Nazarbaev, dunque, oggi si comporta da leader di una grande potenza. All’ultima Assemblea generale dell’Onu – in settembre – è intervenuto lanciando addirittura un improbabile «piano per la pacificazione globale entro il 2045», anno in cui ricorrerà il centenario della fondazione delle Nazioni Unite. Idea in sé anche ambiziosa. Se non fosse che a promuoverla è un politico che all’interno dei confini del suo Paese ha un’idea un po’ tutta sua su che cosa significhi «pacificare».

Intanto – con l’uzbeko Islam Karimov – Nazarbaev forma la coppia degli unici due politici rimasti incessantemente al loro posto dagli anni in cui i loro Paesi facevano parte delle repubbliche sovietiche. Già segretario generale del partito, dopo l’indipendenza ottenuta nel 1991 è stato sempre rieletto presidente con percentuali plebiscitarie: l’ultima volta l’anno scorso con il 97,7% dei consensi (e ufficialmente anche con il 95,2% dei votanti…). Contro di lui correvano due perfetti sconosciuti, dal momento che il principale oppositore si trova in carcere.

Il quadro sulla situazione dei diritti umani nel Paese tracciato da Human Rights Watch è pesantissimo: «Il Kazakhstan – si legge nell’introduzione della scheda monografica on line – restringe in maniera pesante la libertà di assemblea, quella di parola e di religione e la tortura rimane un problema serio. Nel 2014 le autorità hanno chiuso giornali e imprigionato decine di persone per manifestazioni pacifiiche non autorizzate e multato o detenuto fedeli per il semplice fatto di praticare atti di culto non controllati dallo Stato». Sul tema specifico della libertà religiosa il caso più recente è quello di Yklas Kabduakasov, 54enne padre di otto figli, fedele della Chiesa avventista del settimo giorno, condannato a Natale a due anni di carcere ufficialmente con l’accusa di incitare all’odio tra religioni (in realtà – dicono le associazioni per i diritti umani – per il semplice fatto di essersi convertito dall’islam al cristianesimo).
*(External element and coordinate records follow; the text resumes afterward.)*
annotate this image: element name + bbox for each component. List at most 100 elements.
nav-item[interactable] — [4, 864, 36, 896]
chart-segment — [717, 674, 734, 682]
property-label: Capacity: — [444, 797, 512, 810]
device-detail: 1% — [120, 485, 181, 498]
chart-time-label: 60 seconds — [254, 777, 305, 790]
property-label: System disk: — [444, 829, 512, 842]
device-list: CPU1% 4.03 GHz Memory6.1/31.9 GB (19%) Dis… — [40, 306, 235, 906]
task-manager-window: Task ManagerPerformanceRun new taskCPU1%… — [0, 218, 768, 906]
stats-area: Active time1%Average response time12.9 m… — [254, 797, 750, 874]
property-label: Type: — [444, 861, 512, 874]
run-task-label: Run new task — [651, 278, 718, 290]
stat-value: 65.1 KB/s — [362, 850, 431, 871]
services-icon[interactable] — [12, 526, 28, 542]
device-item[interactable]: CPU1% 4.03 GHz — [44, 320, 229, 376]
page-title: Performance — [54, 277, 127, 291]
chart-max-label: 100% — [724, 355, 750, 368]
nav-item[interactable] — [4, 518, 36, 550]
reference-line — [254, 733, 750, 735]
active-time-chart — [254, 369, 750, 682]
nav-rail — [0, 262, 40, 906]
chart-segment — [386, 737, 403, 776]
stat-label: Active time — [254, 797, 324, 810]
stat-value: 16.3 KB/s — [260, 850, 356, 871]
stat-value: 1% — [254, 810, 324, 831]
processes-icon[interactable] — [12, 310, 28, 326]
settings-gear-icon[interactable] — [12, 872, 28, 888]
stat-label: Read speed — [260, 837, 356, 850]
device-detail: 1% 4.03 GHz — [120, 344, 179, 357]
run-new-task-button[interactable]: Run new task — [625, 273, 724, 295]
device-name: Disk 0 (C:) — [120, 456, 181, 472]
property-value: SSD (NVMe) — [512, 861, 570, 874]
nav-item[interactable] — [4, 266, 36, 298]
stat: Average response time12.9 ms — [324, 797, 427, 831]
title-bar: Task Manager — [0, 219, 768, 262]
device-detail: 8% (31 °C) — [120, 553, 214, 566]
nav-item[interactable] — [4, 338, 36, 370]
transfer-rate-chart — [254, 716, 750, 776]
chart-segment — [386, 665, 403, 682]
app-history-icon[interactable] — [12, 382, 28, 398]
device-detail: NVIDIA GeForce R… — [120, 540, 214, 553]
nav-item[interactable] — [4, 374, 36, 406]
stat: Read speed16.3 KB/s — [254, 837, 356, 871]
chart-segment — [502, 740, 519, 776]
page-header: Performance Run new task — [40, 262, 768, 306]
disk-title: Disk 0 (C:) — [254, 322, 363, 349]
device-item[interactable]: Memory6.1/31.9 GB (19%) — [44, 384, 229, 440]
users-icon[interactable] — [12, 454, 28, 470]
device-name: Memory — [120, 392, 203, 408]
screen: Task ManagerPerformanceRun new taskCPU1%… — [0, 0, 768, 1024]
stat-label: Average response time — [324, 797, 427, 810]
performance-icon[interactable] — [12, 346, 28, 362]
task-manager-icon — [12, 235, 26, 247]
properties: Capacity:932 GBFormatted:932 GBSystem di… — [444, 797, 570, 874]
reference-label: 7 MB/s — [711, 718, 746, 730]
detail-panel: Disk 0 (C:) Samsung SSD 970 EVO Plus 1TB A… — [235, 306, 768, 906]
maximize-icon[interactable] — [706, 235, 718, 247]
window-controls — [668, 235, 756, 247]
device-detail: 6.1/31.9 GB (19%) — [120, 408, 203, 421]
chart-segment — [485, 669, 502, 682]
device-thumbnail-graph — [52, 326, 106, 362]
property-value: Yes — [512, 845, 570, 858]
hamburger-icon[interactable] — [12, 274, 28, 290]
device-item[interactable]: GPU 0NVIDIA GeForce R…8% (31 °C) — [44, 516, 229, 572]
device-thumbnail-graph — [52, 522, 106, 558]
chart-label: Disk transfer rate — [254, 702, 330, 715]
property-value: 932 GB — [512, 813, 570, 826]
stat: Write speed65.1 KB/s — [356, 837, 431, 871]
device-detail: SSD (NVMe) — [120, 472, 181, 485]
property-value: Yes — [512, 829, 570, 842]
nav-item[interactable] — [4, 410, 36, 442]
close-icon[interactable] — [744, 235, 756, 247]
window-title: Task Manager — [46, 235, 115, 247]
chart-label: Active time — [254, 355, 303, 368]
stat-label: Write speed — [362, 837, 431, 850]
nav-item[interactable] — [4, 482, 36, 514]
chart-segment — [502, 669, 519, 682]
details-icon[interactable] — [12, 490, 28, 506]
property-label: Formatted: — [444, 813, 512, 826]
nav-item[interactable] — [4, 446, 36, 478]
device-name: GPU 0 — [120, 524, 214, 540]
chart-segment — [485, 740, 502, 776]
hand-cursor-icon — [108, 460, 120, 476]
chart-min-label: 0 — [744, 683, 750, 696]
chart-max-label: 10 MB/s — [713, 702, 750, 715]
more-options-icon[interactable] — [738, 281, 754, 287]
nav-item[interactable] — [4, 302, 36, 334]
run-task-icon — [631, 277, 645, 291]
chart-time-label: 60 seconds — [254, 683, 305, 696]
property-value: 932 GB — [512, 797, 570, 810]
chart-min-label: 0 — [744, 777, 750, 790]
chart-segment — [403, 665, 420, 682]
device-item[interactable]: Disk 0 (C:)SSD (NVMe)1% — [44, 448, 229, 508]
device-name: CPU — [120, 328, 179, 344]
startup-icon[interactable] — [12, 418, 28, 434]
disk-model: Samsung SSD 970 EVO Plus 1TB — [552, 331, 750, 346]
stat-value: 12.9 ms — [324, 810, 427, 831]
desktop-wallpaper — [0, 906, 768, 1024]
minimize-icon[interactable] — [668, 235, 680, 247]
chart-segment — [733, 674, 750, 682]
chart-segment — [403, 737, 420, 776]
Nonostante questo pedigree non proprio immacolato il Kazakhstan comunque continua a mietere successi nei consessi internazionali e quello di oggi all’Assemblea generale dell’Onu è un traguardo molto significativo. Raggiunto per ragioni geopolitiche, evidentemente. Ma anche grazie a sostegni importanti. Clamoroso il caso dell’ex primo ministro britannico Tony Blair, per anni consulente personale di Nazarbaev con parcelle da milioni di sterline. Secondo una denuncia pubblicata qualche mese fa dal Daily Mail Blair – dopo un massacro costato la vita a 15 manifestanti nel 2011 – sarebbe addirittura intervenuto personalmente per aiutare Nazarbaev a fronteggiare il danno di immagine mediatico, offrendo consigli su come «affontare nel modo migliore i media occidentali».